Le bonheur de l’action accomplie avec sagesse, l’action vertueuse, apporte un bonheur véritable, tandis que les bonheurs produits par le hasard extérieur sont soumis à la fortune, Les premiers ne résident pas dans l’illusion, mais dans l’action de la raison. Les seconds, parce qu’ils trouvent leur source dans les causes extérieures, résident dans des formes d’illusion : l’illusion qu’ils dépendent de nous, l’illusion qu’ils sont des bonheurs fiables — l’illusion, peut-être, qu’il s’agit de bonheurs véritables.
Conclusion
En conclusion, on distingue donc deux formes de bonheur. La première forme de bonheur est celle qui réside dans l’illusion. Avec les bonheurs qui ne dépendent pas de nous, nous avons l’illusion qu’il s’agit d’un bonheur véritable et durable. Peut-être même s’agit-il d’une illusion au point où ce qu’on croit être un bonheur, à savoir l’assouvissement d’un désir, n’est peut-être que la perpétuation d’une condition tragique. Et si on maintient qu’il s’agit de bonheur, il s’agit, dans le cas des bonheurs où participe la fortune, de bonheurs fragiles et momentanés. Mais après tout, ce que l’on ressent est peut-être tout de même un bonheur. Ce n’est pas parce que le hasard m’a apporté le bonheur que je dois me priver de m’en réjouir. Simplement il ne faut pas se faire d’illusion : ces bonheurs sont fragiles. L’illusion consiste à leur accorder trop de force.
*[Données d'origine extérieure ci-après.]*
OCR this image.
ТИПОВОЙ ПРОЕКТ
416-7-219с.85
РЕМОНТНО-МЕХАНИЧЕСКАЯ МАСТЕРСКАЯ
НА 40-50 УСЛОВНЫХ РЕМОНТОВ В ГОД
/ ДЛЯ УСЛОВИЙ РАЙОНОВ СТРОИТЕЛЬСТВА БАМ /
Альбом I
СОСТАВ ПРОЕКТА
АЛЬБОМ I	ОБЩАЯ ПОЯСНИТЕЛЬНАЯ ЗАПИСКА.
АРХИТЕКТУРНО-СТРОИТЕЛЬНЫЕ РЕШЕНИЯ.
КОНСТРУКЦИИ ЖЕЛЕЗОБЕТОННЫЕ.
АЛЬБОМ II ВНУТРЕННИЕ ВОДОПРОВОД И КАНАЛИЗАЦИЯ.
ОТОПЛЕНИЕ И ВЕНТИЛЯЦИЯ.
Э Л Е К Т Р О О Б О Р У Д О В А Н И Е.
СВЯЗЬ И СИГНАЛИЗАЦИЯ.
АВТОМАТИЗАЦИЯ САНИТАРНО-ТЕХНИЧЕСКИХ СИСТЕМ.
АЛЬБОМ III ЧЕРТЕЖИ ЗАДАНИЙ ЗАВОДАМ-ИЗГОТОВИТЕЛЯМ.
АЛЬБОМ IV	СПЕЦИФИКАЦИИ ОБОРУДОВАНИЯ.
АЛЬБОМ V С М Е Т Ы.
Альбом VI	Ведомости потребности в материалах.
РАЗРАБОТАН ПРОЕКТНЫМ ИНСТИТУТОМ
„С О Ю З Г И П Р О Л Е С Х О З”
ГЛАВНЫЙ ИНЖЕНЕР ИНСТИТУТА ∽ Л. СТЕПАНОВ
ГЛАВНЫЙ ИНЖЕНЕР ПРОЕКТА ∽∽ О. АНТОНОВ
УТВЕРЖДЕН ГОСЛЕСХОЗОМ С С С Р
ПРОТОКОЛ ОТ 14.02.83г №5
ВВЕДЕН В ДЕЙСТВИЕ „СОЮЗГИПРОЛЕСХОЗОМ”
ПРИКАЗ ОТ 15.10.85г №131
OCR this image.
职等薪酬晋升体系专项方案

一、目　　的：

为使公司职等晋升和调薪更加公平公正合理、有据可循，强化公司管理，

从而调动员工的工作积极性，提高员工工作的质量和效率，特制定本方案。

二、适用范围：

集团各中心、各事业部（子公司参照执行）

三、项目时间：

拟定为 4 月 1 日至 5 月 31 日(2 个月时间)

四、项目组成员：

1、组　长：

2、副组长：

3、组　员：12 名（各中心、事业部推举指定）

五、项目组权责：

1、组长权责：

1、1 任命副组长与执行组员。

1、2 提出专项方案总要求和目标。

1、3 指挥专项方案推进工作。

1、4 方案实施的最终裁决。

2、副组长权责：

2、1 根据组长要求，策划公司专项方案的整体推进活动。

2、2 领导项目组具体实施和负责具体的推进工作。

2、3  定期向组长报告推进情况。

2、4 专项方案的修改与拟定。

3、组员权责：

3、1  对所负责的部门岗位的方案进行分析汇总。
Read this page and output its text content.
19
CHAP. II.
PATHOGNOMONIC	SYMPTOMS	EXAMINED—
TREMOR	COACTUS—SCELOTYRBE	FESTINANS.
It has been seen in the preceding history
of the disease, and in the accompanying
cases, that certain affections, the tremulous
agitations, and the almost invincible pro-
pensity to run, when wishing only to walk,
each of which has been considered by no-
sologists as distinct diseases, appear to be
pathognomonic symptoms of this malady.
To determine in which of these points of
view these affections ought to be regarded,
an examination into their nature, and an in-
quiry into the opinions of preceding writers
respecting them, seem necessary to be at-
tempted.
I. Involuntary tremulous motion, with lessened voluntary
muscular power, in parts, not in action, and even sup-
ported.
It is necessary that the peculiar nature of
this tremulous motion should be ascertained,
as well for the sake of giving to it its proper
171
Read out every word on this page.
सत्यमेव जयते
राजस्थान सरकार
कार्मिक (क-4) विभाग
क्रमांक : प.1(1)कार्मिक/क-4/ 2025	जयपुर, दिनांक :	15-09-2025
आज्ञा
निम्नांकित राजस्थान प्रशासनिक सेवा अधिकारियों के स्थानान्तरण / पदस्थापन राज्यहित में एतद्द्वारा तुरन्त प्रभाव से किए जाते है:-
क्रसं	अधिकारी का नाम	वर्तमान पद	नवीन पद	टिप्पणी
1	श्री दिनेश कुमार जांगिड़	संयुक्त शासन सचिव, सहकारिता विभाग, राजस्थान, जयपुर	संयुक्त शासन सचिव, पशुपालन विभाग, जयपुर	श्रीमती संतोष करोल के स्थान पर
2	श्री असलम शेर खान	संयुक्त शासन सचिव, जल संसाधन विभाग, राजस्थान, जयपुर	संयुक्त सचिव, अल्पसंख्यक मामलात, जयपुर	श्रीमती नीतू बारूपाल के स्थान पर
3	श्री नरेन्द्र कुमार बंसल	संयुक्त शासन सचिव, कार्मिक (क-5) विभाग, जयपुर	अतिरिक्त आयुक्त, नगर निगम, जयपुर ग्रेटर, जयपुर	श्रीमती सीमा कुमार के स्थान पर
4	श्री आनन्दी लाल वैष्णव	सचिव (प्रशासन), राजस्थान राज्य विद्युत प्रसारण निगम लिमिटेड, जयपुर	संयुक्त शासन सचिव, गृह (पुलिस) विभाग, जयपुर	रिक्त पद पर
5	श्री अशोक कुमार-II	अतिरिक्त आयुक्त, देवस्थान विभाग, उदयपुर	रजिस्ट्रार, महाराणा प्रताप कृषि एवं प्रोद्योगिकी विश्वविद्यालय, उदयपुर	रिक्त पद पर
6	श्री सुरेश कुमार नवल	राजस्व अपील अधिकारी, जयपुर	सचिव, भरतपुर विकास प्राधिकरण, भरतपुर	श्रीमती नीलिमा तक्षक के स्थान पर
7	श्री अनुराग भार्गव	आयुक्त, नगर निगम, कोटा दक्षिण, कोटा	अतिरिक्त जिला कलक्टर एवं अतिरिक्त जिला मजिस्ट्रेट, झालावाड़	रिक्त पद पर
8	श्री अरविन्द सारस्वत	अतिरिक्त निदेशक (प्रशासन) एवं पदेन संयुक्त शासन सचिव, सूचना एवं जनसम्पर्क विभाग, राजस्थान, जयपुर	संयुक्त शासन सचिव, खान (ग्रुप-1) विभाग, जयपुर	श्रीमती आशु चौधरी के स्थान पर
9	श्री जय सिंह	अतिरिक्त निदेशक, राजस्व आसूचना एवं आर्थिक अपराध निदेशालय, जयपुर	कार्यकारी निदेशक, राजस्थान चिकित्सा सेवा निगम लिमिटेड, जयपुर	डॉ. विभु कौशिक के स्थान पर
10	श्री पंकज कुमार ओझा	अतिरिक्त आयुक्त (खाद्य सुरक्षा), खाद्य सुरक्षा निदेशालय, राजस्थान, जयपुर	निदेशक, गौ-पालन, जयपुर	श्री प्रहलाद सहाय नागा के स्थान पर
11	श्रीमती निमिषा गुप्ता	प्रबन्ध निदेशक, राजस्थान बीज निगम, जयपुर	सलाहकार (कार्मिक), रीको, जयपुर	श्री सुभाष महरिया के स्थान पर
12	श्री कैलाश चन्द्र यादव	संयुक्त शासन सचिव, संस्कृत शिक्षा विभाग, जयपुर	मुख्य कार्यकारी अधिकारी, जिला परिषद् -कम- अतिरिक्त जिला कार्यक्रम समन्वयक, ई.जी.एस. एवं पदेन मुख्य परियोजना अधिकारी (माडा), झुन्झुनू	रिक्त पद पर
Par contre, le bonheur que nous apporte l’action vertueuse, conduite par la raison, ne réside pas dans l’illusion mais dans la nature spécifique de l’homme. Ce bonheur là réside dans l’agir raisonnable et vertueux. Il y a donc en conclusion deux bonheurs : l’un réside dans l’illusion (et dans des causes extérieures), et l’autre pas (il réside dans faction de la raison). Néanmoins, les deux sont des formes de bonheur, l’essentiel étant peut-être davantage le sentiment que ce qui le produit.